While I am proud of all I have done to build my name and my business, I’m not necessarily super-proud of how, back in the day when I was working to establish Get It In Writing as a leader in the copywriting and marketing world, I was kind of a yes-girl.
Actually I was a total yes-girl. (I’d use another word here, but I consider you to be dignified company and I am sure you get the point.)
I’d take it all on. Even if I hated to do it, didn’t want to do it or thought I wasn’t the best to do it.
- Resumes? Sure. (Would NEVER provide this service today.)
- Interviewing your entire staff for bios? I’m your girl! (This may be the most deceptive project of all. Writing bios sounds/seems easy but interviewing people and then writing about them for their approval can be a BEAR. Nothing says multiple rewrites more than writing about the person/people who need to OK the writing.)
- Book editing? No problem. (I LOVE this work and am very good at it, but it is really not in the realm of my area of expertise/focus: copywriting and marketing — and you can’t be all things to all people.)

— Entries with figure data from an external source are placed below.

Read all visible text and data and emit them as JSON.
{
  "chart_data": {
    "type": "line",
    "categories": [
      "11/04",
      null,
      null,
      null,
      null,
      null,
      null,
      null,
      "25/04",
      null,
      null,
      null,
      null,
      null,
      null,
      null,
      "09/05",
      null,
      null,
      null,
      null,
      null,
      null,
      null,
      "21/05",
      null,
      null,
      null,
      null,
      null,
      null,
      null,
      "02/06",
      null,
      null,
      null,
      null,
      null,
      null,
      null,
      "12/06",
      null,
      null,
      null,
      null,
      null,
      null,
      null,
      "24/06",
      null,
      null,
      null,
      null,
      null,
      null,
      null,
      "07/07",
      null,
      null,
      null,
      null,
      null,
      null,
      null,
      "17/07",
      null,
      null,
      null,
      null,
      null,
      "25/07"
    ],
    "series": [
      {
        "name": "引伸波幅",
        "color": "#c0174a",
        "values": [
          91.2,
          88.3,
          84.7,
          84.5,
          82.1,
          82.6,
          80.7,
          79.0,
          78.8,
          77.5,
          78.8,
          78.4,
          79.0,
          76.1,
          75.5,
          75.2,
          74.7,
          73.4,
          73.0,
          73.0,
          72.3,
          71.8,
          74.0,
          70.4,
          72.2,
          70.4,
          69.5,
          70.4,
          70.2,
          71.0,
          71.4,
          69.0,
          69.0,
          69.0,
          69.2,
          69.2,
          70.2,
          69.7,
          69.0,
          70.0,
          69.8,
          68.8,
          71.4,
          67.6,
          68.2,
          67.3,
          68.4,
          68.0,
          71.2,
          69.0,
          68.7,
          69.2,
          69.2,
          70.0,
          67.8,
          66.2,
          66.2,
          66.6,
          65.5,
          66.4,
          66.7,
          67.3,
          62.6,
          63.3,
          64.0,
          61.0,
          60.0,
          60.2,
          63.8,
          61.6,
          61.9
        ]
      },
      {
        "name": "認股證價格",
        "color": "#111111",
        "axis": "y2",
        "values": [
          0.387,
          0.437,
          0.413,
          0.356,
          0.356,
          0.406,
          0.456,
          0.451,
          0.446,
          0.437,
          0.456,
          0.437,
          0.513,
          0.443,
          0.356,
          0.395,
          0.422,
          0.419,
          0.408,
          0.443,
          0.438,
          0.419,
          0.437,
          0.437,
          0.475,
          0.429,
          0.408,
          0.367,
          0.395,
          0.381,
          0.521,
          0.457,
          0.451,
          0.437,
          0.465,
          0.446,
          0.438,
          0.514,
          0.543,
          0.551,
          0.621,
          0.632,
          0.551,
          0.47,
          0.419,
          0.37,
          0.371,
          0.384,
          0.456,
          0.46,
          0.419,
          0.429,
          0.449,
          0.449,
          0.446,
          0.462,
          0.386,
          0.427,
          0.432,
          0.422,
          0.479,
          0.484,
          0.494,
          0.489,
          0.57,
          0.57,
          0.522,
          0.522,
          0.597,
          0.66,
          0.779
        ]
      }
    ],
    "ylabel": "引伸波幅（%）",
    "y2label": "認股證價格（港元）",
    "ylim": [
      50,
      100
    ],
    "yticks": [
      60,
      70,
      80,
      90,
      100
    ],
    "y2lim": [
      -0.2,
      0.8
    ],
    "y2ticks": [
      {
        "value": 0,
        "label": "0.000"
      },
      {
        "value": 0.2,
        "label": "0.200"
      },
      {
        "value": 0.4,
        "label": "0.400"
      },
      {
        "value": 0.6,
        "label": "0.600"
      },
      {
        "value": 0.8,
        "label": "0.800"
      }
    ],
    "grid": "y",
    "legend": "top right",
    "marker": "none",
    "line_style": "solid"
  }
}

So somewhere around 2005 or 2006 (Get It In Writing was born in 2001), I began to gain confidence. To specialize. To know when I was providing a valuable service and when someone would be better off going somewhere else.
And that’s when I began to say NO (thanks, but no thanks) to the time-wasters, tire-kickers, barterers, low-ballers, sample-askers (can you write one page for us as a sample on “spec”) and all-around nudnicks.
And guess what? When I started saying “no,” I started making more money, working with better-suited clients and becoming the business and business-person I always wanted to be.